Many courses and books on requirements will tell you that a good requirement describes the “what” of a need of a customer (or more generally, stakeholder). They will tell you that you shouldn’t write down the “how” (they call that ‘design’) because it pushes you in a technical direction and causes you to miss out on other good solutions.
That’s good advice in the sense that you shouldn’t restrict yourself to a solution if another solution satisfies the needs of a customer better. But when is something a design, and when is it a requirement? If you’ve thought about it, you realized that it is hard to draw the line. The “how” can become the “what” and vice versa.
For example,
What: “The system should bring me from A to B”
How: “The system should consist of a car”
Now consider:
What: “I need to be able to have meetings with people at different locations”
In this case, “The system should bring me from A to B” can be a valid “how”, as can “The system should provide teleconferencing capabilities”. Which one of those would be best depends on other needs of the stakeholders, not on “how” or “what”.
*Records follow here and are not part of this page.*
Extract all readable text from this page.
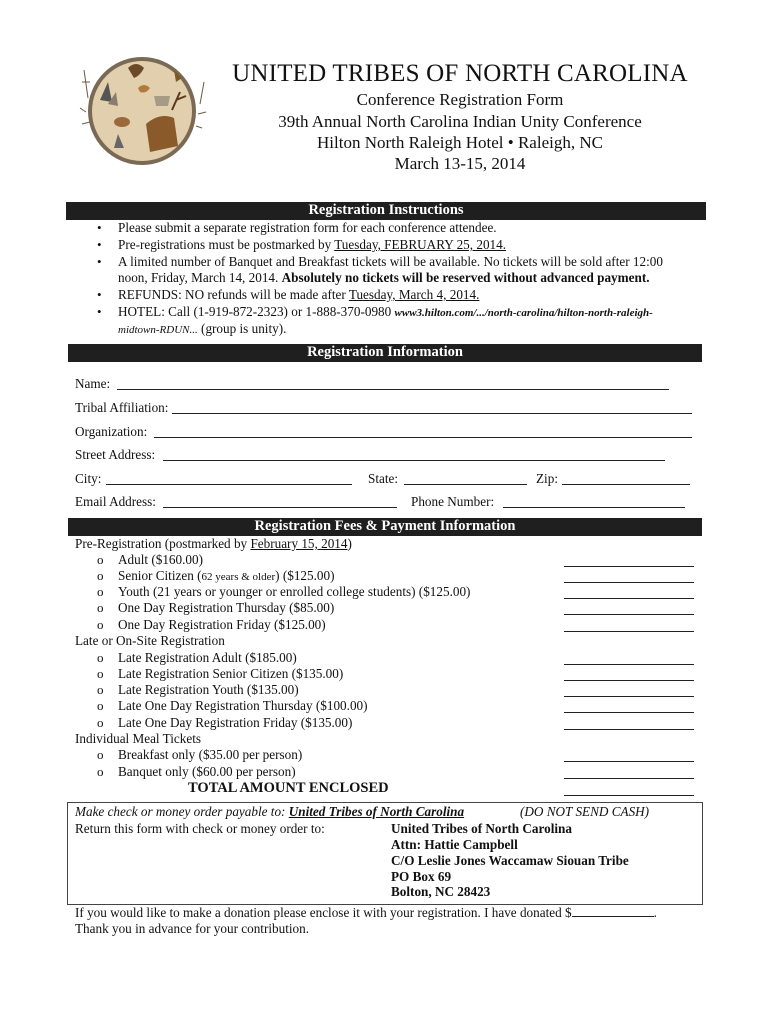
UNITED TRIBES OF NORTH CAROLINA
Conference Registration Form
39th Annual North Carolina Indian Unity Conference
Hilton North Raleigh Hotel • Raleigh, NC
March 13-15, 2014
Registration Instructions
• Please submit a separate registration form for each conference attendee.
• Pre-registrations must be postmarked by Tuesday, FEBRUARY 25, 2014.
• A limited number of Banquet and Breakfast tickets will be available. No tickets will be sold after 12:00
noon, Friday, March 14, 2014. Absolutely no tickets will be reserved without advanced payment.
• REFUNDS: NO refunds will be made after Tuesday, March 4, 2014.
• HOTEL: Call (1-919-872-2323) or 1-888-370-0980 www3.hilton.com/.../north-carolina/hilton-north-raleigh-
midtown-RDUN... (group is unity).
Registration Information
Name:
Tribal Affiliation:
Organization:
Street Address:
City:	State:	Zip:
Email Address:	Phone Number:
Registration Fees & Payment Information
Pre-Registration (postmarked by February 15, 2014)
o Adult ($160.00)
o Senior Citizen (62 years & older) ($125.00)
o Youth (21 years or younger or enrolled college students) ($125.00)
o One Day Registration Thursday ($85.00)
o One Day Registration Friday ($125.00)
Late or On-Site Registration
o Late Registration Adult ($185.00)
o Late Registration Senior Citizen ($135.00)
o Late Registration Youth ($135.00)
o Late One Day Registration Thursday ($100.00)
o Late One Day Registration Friday ($135.00)
Individual Meal Tickets
o Breakfast only ($35.00 per person)
o Banquet only ($60.00 per person)
TOTAL AMOUNT ENCLOSED
Make check or money order payable to: United Tribes of North Carolina	(DO NOT SEND CASH)
Return this form with check or money order to:	United Tribes of North Carolina
Attn: Hattie Campbell
C/O Leslie Jones Waccamaw Siouan Tribe
PO Box 69
Bolton, NC 28423
If you would like to make a donation please enclose it with your registration. I have donated $	.
Thank you in advance for your contribution.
In his book “Just Enough Requirements Management”, Alan M. Davis defines two aspects of a requirement that I find very useful.
He states: “A requirement is an externally observable characteristic of a desired system”.
In other words, it must be possible to check that the requirement is fulfilled from outside of the system. The second aspect of a requirement is that it should fulfill some need of a stakeholder.
A requirement like “The car should be produced in the colors red, yellow and blue” can be valid. It is surely externally observable. If it turns out that these are the most popular colors among the buyers of the car, and that the painting installation can only handle three different colors, then it also satisfies the needs of more than one stakeholder.
Almost any aspect of a system can be externally observable (in the right context, from the perspective of a particular stakeholder). Take an extreme one, “no method in the Java programming language shall exceed 1200 characters in length (excluding spaces)”. This can be valid, from the viewpoint of maintainability of the code. Perhaps a tool is used that doesn’t support that many characters or the stakeholder has good reason to believe that this will make it easier to maintain the code. In that case it is a requirement. It should still be balanced against the needs of other stakeholders, of course.
So to determine if a requirement is good, you don’t focus on the simple mantra “is it a design, then it is not a good requirement”. What matters is how far it satisfies a need of a stakeholder, and a better requirement satisfies more needs, or more important needs, than a worse requirement.